Reggio, nuovo sequestro all'imprenditore della grande distribuzione
REGGIO CALABRIA Istituti di credito e assicurativi, buoni postali fruttiferi, conti correnti, depositi a risparmio, depositi titoli, polizze assicurative e carte prepagate. Erano nascosti qui i circa…
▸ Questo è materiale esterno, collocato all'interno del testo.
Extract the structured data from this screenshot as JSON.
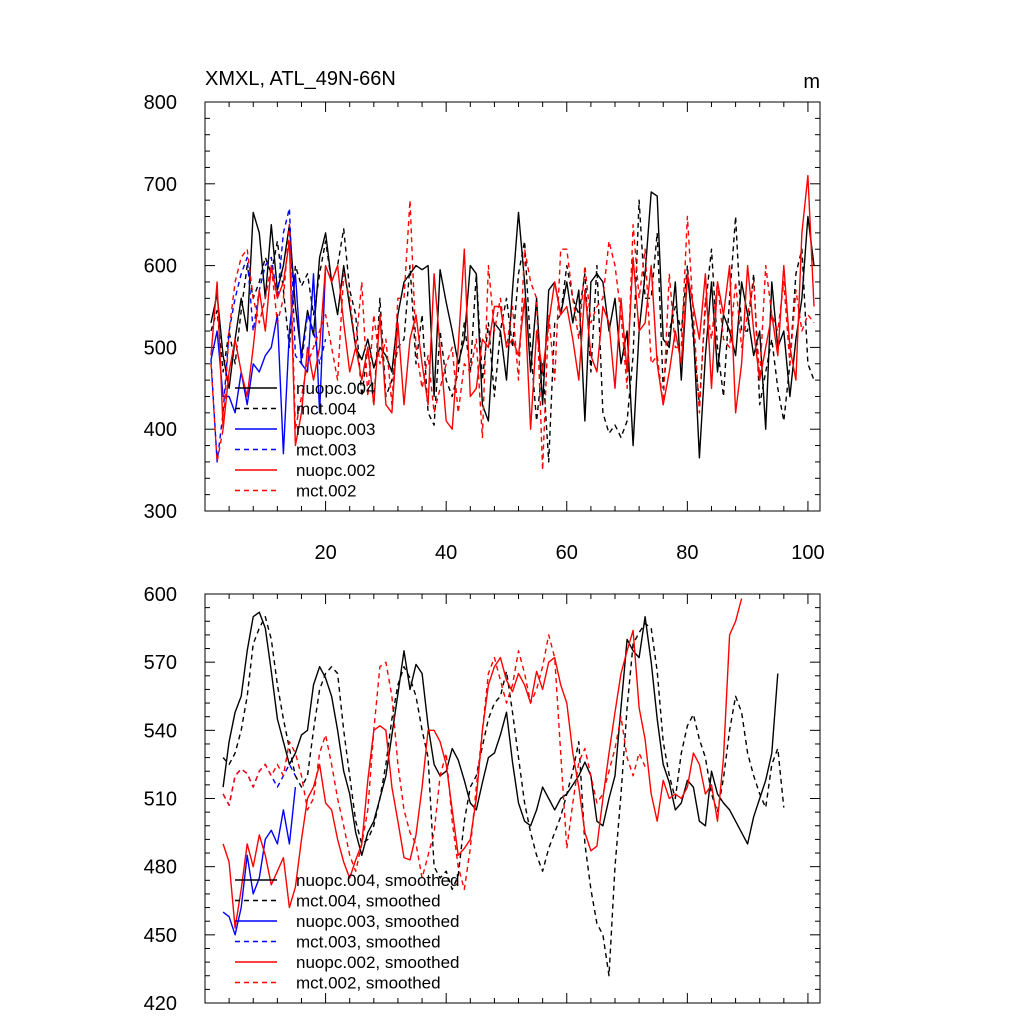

REGGIO CALABRIA Istituti di credito e assicurativi, buoni postali fruttiferi, conti correnti, depositi a risparmio, depositi titoli, polizze assicurative e carte prepagate. Erano nascosti qui i circa due milioni di euro individuati e sequestrati oggi dalla Guardia di finanza a Giuseppe Chirico, considerato imprenditore espressione dei clan nella grande distribuzione, arrestato nei mesi scorsi nell’ambito dell’operazione Fata Morgana. Per i magistrati, la sua “Soral sas”, società di cui era socio e amministratore, era una “ditta di riferimento” delle ‘ndrine, proprietaria di tre grandi ipermercati era solo uno strumento dei clan, impiegato per alterare ai propri illeciti fini il sano tessuto economico reggino. Per questo, già nei mesi scorsi la Guardia di Finanza, per ordine della procura, ha passato al setaccio la capacità reddituale e del complesso dei beni di cui Giuseppe Chirico e il suo nucleo familiare sono risultati poter disporre, direttamente o indirettamente. In questo modo è emersa non solo la sproporzione esistente tra il profilo reddituale e quello patrimoniale, ma soprattutto, il ruolo di imprenditore “mafioso” di Chirico. È questo il motivo per cui nel luglio scorso sotto sequestro sono finiti la Soral, insieme a tutto il suo patrimonio aziendale – capitale sociale, partecipazioni, 3 unità locali, 25 immobili, 3 automezzi e rapporti finanziari – ma anche un terreno, un’autovettura, polizze assicurative, fondi comuni di investimento, depositi titoli del valore complessivo pari a 671.738,48 euro, intestati a Chirico e ai suoi familiari. Un patrimonio enorme cui oggi si aggiungono beni per 1,8 milioni di euro sparpagliati fra conti correnti, titoli, libretti di risparmio, buoni postali fruttiferi, polizze assicurative e carte prepagate, tutte riconducibili all’imprenditore dei clan.